COVID-19 tracker: Pfizer, Moderna vaccines sharply cut hospitalizations in  older adults, CDC data show | FiercePharma

COVID-19 cases continue to tick up in the U.S. as the highly transmissible delta variant spreads and vaccination rates slow, according to the CDC’s COVID Data Tracker Weekly Review published July 9.

Eleven statistics to know:

Reported cases

1. The nation’s current seven-day case average is 14,885, a 16 percent increase from the previous week’s average.

2. The seven-day case average is down 94.1 percent from the pandemic’s peak seven-day average of 251,897 on Jan. 10.

Vaccinations

3. The U.S. had administered more than 332.3 million total vaccine doses as of July 8.
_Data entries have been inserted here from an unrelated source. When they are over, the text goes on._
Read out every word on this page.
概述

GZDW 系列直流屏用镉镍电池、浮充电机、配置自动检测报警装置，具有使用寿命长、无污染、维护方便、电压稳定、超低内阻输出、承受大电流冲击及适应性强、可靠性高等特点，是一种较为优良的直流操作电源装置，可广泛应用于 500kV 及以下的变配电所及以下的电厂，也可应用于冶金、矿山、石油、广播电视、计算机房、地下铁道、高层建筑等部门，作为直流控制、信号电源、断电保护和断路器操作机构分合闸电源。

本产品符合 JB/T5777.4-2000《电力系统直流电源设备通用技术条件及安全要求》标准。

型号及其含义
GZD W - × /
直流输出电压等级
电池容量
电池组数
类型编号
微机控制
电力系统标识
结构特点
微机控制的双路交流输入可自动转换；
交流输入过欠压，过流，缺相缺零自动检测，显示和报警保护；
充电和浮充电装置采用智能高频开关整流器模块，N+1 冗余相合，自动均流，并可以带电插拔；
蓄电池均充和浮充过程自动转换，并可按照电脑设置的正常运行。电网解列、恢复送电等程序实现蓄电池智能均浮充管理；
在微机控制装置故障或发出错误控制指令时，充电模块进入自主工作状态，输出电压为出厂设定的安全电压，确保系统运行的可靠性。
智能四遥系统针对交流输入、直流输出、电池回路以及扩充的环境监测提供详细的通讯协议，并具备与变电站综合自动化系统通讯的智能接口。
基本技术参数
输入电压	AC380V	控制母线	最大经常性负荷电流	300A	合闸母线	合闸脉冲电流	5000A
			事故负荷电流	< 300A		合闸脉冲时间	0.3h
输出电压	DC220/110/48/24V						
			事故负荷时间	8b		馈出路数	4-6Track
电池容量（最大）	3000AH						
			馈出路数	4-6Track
4. About 183.2 million people have received at least one dose — representing 55.2 percent of the total U.S. population — and more than 158.3 million people have gotten both doses, about 47.7 percent of the population.

5. The seven-day average number of vaccines administered daily was 239,497 as of July 8, a 54.5 percent decrease from the previous week.

Testing

6. The seven-day average for percent positivity from tests is 2.7 percent, up 31.9 percent from the previous week.  

7. The nation’s seven-day average test volume for the week of June 25 to July 1 was 558,867, down 7.9 percent from the prior week’s average.  

New hospital admissions 

8. The current seven-day hospitalization average for June 29 to July 5 is 2,037, an 8.6 percent increase from the previous week’s average.

Variants

9. Based on an analysis of specimens collected in the two weeks ending July 3, the CDC estimates the delta variant, or B.1.617.2, accounts for 51.7 percent of all U.S. COVID-19 cases.

10. The alpha variant, also known as B.1.1.7, is estimated to account for 28.7percent of all cases, and the gamma variant, also known as P.1, comprises about 8.9 percent of all cases.

Deaths 

11. The current seven-day death average is 154, down 25.2 percent from the previous week’s average. Some historical deaths have been excluded from these counts, the CDC said.